What Governance Looks Like When Agents Are in the Loop
The path from the current state of agentic API governance to something adequate to the risk requires changes at the architectural, organizational, and policy levels simultaneously, and the contributors are consistent on where that path begins regardless of which dimension of the problem their analysis addresses most directly.
"APIs are the primary interface between AI agents and the systems they operate," Conikee underscores. "If you don't have a complete, real-time view of your API ecosystem, then you have no idea what your AI systems can do or what they've already done." Visibility is the prerequisite for every other governance capability, and in an environment where agents are generating and consuming endpoints that were never entered into any inventory, achieving that visibility requires instrumentation at the infrastructure level rather than reliance on the documentation processes that human developers were already failing to follow consistently before agentic AI arrived.
Awasthi frames the organizational disposition that makes the governance work sustainable rather than reactive. "Treat APIs not just as code, but as operational contracts, especially for those used by agents," he argues. "That means defining clear interfaces, strong schemas, versioning, and guardrails that make them safe for autonomous invocation. Just like you'd secure a public-facing API, internal APIs used by agents now need similar discipline." In an MCP-enabled world where agents collaborate through APIs across organizational boundaries, applying public-API security standards to internal endpoints is the minimum viable posture for infrastructure that agents are already treating as externally accessible regardless of how it was originally classified.
Grzelak offers the most direct assessment of what the agentic era requires of organizations that already have API governance frameworks in place. "Retain and reinforce the processes already in place aimed at gatekeeping your API usage," he argues. "The proliferation of coding assist AI is akin to an explosion of junior tech workforce within the company ranks. More code will be generated more rapidly and vulnerabilities introduced via consumption and exposure of new APIs will require tools and practices that enforce the same checks and balances as before but at an even higher rate."
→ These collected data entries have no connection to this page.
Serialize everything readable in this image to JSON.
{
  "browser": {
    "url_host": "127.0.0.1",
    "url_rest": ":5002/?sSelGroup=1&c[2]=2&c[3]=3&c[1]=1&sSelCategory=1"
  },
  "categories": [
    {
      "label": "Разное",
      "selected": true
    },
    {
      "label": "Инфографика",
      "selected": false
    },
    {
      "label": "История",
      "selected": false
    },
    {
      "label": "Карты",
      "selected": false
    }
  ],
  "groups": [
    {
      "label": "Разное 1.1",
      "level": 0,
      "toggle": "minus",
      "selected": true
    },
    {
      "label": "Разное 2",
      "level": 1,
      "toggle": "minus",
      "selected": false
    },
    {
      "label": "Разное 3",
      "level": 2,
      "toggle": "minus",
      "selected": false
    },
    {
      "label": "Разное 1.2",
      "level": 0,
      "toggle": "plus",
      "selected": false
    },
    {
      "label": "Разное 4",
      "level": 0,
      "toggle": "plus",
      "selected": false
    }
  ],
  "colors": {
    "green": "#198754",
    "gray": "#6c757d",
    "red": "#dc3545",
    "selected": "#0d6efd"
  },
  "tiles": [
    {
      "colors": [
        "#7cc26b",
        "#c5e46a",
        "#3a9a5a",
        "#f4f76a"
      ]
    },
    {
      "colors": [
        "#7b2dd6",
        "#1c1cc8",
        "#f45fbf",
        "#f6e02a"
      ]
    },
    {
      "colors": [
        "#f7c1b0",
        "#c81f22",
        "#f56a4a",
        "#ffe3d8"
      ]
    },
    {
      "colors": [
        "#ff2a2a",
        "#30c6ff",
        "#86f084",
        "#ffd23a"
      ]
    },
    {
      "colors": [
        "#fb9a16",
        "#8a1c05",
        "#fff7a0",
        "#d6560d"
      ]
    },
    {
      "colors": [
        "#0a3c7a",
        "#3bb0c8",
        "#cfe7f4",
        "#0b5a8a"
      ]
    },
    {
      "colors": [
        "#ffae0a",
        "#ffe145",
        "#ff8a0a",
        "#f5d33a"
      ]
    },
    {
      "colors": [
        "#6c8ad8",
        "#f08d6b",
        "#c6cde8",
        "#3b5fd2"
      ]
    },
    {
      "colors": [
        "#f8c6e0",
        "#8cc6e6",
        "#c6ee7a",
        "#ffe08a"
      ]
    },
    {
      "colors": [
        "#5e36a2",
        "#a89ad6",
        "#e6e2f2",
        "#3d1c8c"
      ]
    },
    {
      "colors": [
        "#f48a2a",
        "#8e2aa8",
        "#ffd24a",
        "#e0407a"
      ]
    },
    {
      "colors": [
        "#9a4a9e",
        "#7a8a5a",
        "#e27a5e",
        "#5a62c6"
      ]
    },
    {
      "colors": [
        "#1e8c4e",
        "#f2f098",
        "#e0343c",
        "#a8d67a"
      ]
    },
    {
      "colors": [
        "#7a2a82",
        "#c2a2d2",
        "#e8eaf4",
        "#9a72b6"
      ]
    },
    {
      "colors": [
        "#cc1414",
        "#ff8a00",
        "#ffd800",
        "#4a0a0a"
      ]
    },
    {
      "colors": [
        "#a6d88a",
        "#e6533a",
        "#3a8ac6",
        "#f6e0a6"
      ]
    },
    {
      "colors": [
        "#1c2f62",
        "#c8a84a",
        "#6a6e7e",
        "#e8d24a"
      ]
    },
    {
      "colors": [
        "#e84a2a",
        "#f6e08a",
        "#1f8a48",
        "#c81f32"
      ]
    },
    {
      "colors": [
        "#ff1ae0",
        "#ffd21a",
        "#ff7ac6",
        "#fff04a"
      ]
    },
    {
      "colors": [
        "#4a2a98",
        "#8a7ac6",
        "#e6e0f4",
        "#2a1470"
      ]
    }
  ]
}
Sekar closes the argument from the engineering side with an observation that connects the architectural response to the governance imperative with a precision that neither framing achieves alone. "The companies building the most reliable agentic systems aren't necessarily the ones with the most sophisticated AI models," Sekar notes. "They're the ones who've done the hard work of redesigning their API foundations to speak the language machines understand." The governance problem that agentic AI creates is not a new problem requiring an entirely new framework. It is the existing API sprawl problem running faster and deeper than the existing governance infrastructure was built to handle, and the organizations best positioned to manage it are the ones that treat the architectural and the governance responses as the same problem requiring a coordinated answer.